KAI RYSSDAL: The Treasury Department’s going to report on the June budget numbers tomorrow. But in all honesty it’s going to be a bit anti-climactic. The president delivered the big budget news himself at the White House yesterday. Tax revenues are way up. So far up that the budget deficit this year will be almost 130 billion dollars smaller than anyone thought. Commentator Robert Reich says that’s great. But the Administration’s numbers still don’t add up.
ROBERT REICH: Frankly I don’t blame the President for making the most of every bit of good news he can find. But it’s important to put this good news in context.
This year’s federal budget deficit will still total between $280 and $300 billion — better than the $318 billion hole that was expected but not exactly cause for celebration.
Federal spending is still way out of control, at a higher rate and a higher percent of the overall economy than a decade ago. And tax collections are running $100 billion less than what the White House projected five years ago when it sold the tax cuts. In fact, overall revenues have barely reached the level they were in 2000.
The basic question is whether those tax cuts have helped or hurt the economy. The best way to find out is to compare the current recovery to every previous one since World War II.
What do we find? Real revenue growth in this one is trailing all previous recoveries. So is the rate of new investment. So is the rate of job creation. You don’t have to have total recall to remember that after Bill Clinton raised taxes and cut spending, we had faster revenue growth than now, a higher rate of new investment, more jobs, and a more rapidly vanishing deficit.
But the biggest difference between then and now is the baby boomers are now much closer to retirement, which means it’s even more important now to cut spending and raise taxes in preparation for the upcoming drain on Social Security and Medicare.
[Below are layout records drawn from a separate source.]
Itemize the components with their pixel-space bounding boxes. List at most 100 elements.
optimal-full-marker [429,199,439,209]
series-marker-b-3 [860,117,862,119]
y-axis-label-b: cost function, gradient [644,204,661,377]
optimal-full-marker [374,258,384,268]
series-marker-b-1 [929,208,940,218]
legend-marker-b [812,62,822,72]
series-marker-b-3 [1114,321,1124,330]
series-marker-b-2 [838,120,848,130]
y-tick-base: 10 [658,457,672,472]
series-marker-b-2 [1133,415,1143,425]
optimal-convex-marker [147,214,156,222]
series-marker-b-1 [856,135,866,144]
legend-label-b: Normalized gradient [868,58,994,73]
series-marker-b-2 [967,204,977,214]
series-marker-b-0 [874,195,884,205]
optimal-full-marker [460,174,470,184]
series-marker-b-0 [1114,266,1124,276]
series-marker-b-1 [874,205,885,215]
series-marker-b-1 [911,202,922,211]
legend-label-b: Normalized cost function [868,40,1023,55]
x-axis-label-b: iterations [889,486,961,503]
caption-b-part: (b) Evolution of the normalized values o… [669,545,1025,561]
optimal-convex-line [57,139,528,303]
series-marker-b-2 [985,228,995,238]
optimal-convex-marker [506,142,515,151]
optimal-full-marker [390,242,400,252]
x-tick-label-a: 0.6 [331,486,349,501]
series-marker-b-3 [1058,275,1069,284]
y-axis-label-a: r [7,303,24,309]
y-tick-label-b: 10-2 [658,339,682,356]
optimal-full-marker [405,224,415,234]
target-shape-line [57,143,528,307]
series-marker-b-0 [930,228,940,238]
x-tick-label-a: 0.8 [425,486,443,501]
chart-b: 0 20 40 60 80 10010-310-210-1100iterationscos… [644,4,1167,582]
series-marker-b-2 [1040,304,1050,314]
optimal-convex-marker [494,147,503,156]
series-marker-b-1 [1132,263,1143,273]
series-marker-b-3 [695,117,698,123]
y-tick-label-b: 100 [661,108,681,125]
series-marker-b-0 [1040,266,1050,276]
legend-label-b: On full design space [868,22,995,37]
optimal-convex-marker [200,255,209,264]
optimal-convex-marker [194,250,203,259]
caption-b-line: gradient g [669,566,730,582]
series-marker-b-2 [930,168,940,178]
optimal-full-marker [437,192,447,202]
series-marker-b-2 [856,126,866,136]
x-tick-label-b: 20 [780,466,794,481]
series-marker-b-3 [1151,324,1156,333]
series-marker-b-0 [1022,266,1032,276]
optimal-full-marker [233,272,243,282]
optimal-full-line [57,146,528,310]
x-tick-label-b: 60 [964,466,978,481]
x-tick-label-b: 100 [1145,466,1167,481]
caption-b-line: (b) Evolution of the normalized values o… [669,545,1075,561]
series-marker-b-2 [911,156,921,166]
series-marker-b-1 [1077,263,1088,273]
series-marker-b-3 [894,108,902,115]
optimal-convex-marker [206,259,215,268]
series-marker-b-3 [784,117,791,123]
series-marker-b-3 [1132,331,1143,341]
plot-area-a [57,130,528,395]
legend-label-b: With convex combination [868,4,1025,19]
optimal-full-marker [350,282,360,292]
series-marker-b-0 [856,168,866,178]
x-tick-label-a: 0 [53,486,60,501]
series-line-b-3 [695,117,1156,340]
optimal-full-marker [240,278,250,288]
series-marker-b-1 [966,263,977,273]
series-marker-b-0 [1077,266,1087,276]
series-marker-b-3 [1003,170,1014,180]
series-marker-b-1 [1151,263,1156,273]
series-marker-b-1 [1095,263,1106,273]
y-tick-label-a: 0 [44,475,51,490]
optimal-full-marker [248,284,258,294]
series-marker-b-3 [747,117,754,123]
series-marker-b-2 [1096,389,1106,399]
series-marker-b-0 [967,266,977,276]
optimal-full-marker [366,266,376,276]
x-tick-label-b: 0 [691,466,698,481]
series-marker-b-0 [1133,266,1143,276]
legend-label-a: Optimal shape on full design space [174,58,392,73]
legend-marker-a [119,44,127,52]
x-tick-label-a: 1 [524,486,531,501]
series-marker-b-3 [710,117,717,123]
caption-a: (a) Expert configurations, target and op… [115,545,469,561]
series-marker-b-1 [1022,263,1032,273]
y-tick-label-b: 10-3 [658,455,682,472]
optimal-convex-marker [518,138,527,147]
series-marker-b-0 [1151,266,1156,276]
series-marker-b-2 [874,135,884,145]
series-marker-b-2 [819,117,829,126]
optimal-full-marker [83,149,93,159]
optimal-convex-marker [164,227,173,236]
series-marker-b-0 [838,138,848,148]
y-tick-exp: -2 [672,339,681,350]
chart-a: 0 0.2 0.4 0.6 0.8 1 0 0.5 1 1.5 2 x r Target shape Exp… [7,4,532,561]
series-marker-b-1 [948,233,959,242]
Instead, this administration continues to borrow against Social Security, spend like mad, and try for more tax cuts.
The President’s supply-side tax cuts have had only one conspicuously positive effect. They’ve helped people earning over $200,000 a year become fabulously richer.
These people do have cause to celebrate. The rest of us should worry.
RYSSDAL: Robert Reich was Secretary of Labor in the first Clinton Administration. He’s now a professor of public policy at the University of California-Berkeley.